Dieses Wollen aber ist es, das Benjamin Barber zunehmend Sorge bereitet. Hinter dem Wunsch nach sofortigem Konsum - nach Spiel statt Arbeit und Individualismus statt Gemeinschaft - erblickt er eine Kraft, die in der Lage sein könnte, den Gesellschaftsvertrag auszuhebeln. Das Wollen des Konsumisten nämlich fragt nicht mehr danach, ob das eigene Streben auch gut ist für das Streben der Gemeinschaft. Was dem Konsumismus nützt - spritfressende Geländewagen etwa oder Werbung im Kinderkanal -, ist dem Gemeinwohl nur allzu oft abträglich.

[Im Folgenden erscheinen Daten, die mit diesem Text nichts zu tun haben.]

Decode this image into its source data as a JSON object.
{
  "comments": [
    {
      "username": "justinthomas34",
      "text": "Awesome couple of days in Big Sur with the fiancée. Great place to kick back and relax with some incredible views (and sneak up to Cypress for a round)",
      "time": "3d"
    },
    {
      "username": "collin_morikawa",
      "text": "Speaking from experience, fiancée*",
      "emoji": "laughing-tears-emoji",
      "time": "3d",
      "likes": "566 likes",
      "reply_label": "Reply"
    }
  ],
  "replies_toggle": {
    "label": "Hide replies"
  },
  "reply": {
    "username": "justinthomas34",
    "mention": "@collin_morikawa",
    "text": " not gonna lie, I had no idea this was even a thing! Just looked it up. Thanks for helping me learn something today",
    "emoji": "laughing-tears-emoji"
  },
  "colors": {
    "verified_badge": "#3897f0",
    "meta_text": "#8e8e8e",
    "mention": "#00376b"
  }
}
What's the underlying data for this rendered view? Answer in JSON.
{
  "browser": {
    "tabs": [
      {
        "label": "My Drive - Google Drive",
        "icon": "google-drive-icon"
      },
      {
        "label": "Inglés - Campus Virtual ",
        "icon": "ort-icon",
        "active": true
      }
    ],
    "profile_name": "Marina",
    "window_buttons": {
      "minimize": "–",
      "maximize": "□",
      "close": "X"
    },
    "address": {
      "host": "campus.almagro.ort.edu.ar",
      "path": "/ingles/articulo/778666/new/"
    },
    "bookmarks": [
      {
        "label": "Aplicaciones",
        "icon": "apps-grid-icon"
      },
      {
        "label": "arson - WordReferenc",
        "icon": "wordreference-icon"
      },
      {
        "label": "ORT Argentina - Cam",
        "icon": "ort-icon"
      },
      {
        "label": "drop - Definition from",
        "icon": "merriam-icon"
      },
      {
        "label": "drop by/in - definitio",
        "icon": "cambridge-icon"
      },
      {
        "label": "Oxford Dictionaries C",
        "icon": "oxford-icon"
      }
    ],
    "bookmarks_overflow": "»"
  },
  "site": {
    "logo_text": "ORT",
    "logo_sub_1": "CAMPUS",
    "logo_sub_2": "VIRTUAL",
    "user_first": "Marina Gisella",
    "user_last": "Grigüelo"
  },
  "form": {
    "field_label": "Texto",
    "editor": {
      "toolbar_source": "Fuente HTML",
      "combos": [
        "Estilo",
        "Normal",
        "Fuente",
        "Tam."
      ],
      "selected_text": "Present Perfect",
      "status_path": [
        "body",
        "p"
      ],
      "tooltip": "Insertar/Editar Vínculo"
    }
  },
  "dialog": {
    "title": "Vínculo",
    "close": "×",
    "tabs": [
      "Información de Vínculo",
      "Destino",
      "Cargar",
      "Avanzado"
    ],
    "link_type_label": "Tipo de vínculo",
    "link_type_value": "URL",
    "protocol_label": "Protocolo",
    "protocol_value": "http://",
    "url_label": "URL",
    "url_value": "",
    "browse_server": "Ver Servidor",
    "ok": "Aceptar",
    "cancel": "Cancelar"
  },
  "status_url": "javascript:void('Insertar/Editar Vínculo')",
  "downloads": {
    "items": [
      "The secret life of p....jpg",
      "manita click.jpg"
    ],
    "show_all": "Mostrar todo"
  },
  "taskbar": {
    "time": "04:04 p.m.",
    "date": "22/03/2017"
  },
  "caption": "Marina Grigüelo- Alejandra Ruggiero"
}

Wenn jeder unter Freiheit nur noch ein Recht auf eine nicht enden wollende Oralphase versteht, dann ist für Barber Schluss mit lustig. In einem zuweilen etwas ermüdenden Philosophenslang versucht er daher zu beweisen, dass radikaler Konsumismus letztlich nur in jenen sozialen Urzustand zurückführt, der den Gesellschaftsvertrag einst ermöglicht hatte: in den "bellum omnium contra omnes" - den Krieg aller gegen alle. Zunehmend seien die westlichen Demokratien von einer Schizophrenie durchzogen; einer Identitätsstörung, die den Verbraucher gegen den Staatsbürger in Stellung gebracht habe. Am Ende stünde dann nicht die Mehrung bürgerlicher Freiheitsrechte, am Ende stünde die Totalisierung des Konsums.
Im Jahr Vierzig nach '68 klingt das ein bisschen wie die Neuauflage von Herbert Marcuses "Eindimensionalem Menschen". Nur sind es bei Barber nicht mehr die dem Kapitalismus angeblich innewohnenden technokratischen Tendenzen, es ist der zur Quengelware verkommene Freiheitsbegriff selbst, der die Demokratie gefährdet. "Wenn jeder Bereich unseres Lebens von der Religion kolonisiert wird", so meint Barber spitzfindig, "dann sprechen wir von einer Theokratie, und wenn jeder Bereich von der Politik vereinnahmt wird, nennen wir das Ergebnis Tyrannei. Wenn es nun der Markt mit seiner aufdringlichen Ideologie des Konsums ist, wieso nennen wir das Ergebnis dann Freiheit?"
Benjamins Barbers Frage zielt ins Mark eines Liberalismusbegriffes, der in der Tat allzu oft die freie Kaufentscheidung mit der bürgerlichen Souveränität verwechselt hat. Ob man hinter dieser Entwicklung jedoch gleich einen neuen Ethos vermuten muss, sei dahingestellt. Schon das Forum in der griechischen Polis war immer beides zugleich: Ort des politischen Diskurses und Marktplatz für Tinnef und Nützliches. Es war das Verdienst Jean-Jacques Rousseaus, die bürgerliche Identität in diesem Sinne in Citoyen und in Bourgeois, in Staatsbürger und Wirtschaftsbürger gespalten zu haben. Diese Doppelrolle gilt es auch heute auszuhalten - unter Marktapologeten wie unter deren schärfsten Kritikern.